In some embodiments, stem cells with HIV resistant CCR5 polymorphisms are transplanted into patients infected with predominantly M-tropic HIV viruses. HIV resistant CCR5 polymorphisms can also be used to treat patients with a mixture of M-tropic and TCL-tropic HIV strains, or dual tropic HIV strains. In other embodiments, stem cells with HIV resistant CXCR4 polymorphisms are transplanted into patients infected with predominantly TCL-tropic HIV viruses. HIV resistant CXCR4 polymorphisms can also be used to treat patients with a mixture of M-tropic and TCL-tropic HIV strains, or dual tropic HIV strains.

Factors and events which form a theoretical basis for the embodiments of the invention are discussed herein. However, this discussion is not in any way to be considered as binding or limiting on the present invention. Those of skill in the art will understand that the various embodiments of the invention may be practiced regardless of the model used to describe the theoretical underpinnings of the invention.

EXAMPLES

The following examples are offered to illustrate, but not to limit the claimed invention.

Example 1

This example illustrates one embodiment of a method of this invention (FIG. 1). Stem cells are collected from umbilical cord blood or another suitable source and then screened for beneficial mutations. Alternatively, potential donors are screened for beneficial mutations using standard genotyping methods. Once stem cells and/or donors with beneficial mutations are identified, they are HLA-typed and matched with the HLA types of HIV/AIDS patients desiring treatment. Next, potential recipients are selected using relevant clinical criteria and the stem cells are transplanted according to standard stem cell transplantation protocols. In certain instances, stem cells are also transplanted into patients without HLA matching.

Example 2

This example illustrates the method of this invention when it is used to screen for the CCR5 delta 32 polymorphism. Immune cells from individuals homozygous for this deletion remain uninfected despite infection of the individual with HIV, presumably because the mutation prevents expression of the HIV coreceptor CCR5 at the cell surface.

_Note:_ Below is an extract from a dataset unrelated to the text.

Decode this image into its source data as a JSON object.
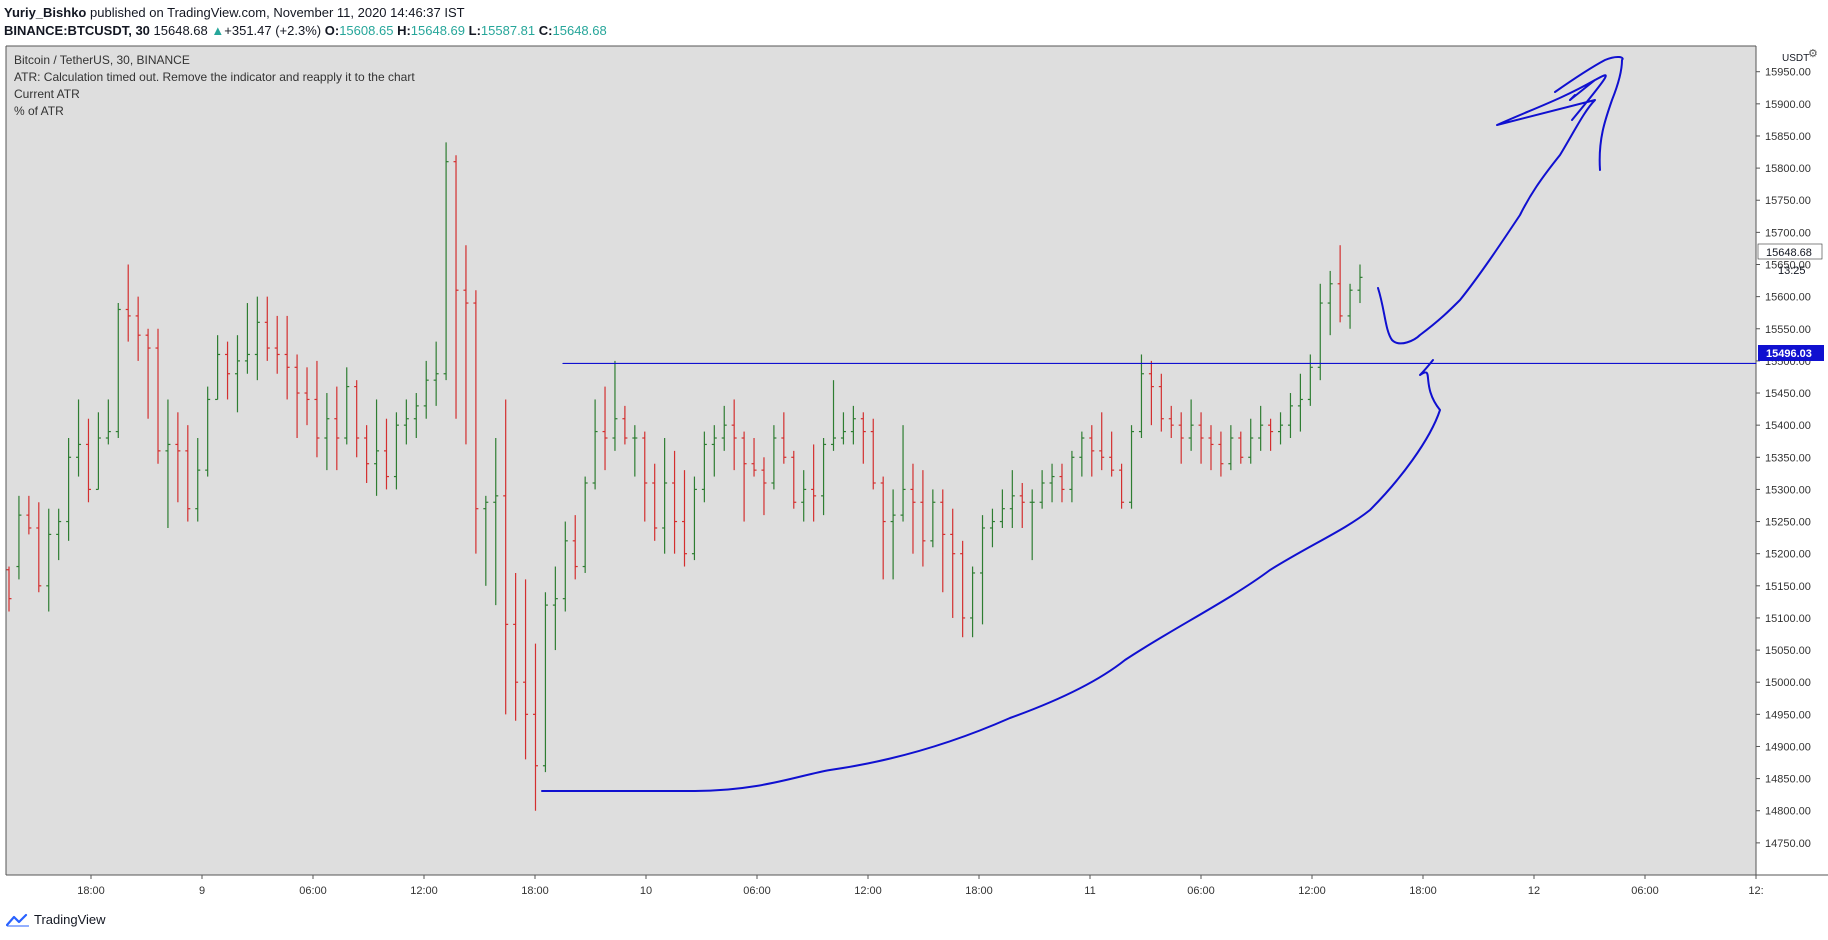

Umbilical cord blood samples from unrelated infants were obtained from the Stemcyte umbilical blood cord bank. DNA was extracted from the enriched samples using the salt extraction method. The cells were first lysed and centrifuged. Then water was added and the sample was centrifuged again. The pellet was digested with Proteinase K The DNA was then extracted by the addition of 6M Guanidine HCl and incubation at 70° C. for several minutes. The sample was centrifuged again and the supernatant was precipitated with cold 95% ethanol. The pellet was then dried and resuspended in the appropriate buffer.

The DNA samples were sequenced and screened for the presence of a nucleic acid sequence corresponding to that of the CCR5 delta 32 polymorphism. Samples with cells containing homozygous or heterozygous polymorphisms were also HLA-typed using a commercial procedure.

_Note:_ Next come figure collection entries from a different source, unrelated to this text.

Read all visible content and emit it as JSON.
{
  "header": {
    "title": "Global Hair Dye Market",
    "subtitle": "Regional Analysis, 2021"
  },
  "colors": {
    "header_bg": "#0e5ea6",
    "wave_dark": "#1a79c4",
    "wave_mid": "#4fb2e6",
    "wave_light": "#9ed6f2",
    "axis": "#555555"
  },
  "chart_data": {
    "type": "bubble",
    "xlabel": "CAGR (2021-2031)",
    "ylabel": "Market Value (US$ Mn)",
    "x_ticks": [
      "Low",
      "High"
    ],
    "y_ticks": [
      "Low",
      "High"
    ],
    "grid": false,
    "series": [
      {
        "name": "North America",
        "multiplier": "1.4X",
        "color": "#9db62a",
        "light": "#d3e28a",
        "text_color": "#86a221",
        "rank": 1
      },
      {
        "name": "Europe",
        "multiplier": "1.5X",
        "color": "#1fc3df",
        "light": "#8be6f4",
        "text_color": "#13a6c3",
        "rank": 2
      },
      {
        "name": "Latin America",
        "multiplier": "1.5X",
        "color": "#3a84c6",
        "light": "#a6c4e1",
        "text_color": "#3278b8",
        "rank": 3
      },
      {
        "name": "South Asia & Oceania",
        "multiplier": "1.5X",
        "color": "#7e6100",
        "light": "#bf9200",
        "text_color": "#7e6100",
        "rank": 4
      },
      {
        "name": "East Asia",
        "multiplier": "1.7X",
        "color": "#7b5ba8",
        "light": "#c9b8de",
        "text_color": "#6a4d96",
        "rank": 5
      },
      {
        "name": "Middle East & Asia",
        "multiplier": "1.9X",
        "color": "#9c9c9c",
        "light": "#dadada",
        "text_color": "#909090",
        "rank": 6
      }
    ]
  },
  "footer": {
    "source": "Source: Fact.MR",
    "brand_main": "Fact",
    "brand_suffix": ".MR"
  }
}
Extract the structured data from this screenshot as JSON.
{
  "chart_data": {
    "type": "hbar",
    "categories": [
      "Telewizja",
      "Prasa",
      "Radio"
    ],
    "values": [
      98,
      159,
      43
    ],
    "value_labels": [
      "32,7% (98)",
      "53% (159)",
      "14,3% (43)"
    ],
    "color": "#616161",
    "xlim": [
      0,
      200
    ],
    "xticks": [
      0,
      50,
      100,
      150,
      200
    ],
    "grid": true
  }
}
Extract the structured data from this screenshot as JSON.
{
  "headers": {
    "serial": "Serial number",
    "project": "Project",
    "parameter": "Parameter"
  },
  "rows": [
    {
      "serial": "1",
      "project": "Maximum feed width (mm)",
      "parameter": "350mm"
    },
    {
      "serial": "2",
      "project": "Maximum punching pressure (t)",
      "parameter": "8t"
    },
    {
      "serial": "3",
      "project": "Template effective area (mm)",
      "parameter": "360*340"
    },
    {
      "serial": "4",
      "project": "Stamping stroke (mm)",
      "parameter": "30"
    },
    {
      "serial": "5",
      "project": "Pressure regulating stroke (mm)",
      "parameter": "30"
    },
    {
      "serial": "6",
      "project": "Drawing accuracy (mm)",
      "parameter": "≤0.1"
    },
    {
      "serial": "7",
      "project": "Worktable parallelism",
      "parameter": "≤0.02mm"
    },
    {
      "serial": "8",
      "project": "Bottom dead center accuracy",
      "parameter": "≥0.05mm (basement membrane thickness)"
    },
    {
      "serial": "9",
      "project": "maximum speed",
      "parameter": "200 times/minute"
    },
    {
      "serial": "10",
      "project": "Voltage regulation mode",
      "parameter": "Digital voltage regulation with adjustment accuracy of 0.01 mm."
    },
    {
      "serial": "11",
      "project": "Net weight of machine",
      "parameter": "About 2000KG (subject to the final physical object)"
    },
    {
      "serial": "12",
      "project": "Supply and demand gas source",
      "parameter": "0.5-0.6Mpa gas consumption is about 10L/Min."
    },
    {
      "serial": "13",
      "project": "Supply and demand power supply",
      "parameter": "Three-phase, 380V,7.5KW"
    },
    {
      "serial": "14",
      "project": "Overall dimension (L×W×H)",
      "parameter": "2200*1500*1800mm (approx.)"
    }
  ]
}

Approximately five thousand umbilical cord samples were tested for presence of an HIV resistant, homozygous CCR5 mutation. Twenty-two samples with HIV resistant homozygous CCR5 delta 32 polymorphisms were identified. Approximately 500 samples with heterozygous CCR5 delta 32 polymorphisms were identified. The samples were also screened for HLA genotype and were cryopreserved.

Samples with the beneficial polymorphism and the closest HLA match to a patient are selected and transfused intravenously into patient for treatment of HIV infection.

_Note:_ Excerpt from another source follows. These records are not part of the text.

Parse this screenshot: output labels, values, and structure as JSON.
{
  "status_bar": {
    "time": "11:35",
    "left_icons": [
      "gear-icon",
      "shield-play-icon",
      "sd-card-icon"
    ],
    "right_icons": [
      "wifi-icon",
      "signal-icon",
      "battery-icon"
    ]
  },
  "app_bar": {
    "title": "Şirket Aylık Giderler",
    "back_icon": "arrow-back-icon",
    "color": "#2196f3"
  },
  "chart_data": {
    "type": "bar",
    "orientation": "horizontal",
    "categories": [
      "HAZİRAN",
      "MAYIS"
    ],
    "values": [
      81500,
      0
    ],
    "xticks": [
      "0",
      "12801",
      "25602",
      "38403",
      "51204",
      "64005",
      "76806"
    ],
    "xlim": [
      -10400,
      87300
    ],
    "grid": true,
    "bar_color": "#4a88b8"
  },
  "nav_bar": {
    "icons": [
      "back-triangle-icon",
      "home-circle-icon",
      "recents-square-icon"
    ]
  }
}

It is understood that the examples and embodiments described herein are for illustrative purposes only and that various modifications or changes in light thereof will be suggested to persons skilled in the art and are to be included within the spirit and purview of this application and scope of the appended claims. All publications, patents, and patent applications cited herein are hereby incorporated by reference in their entirety for all purposes.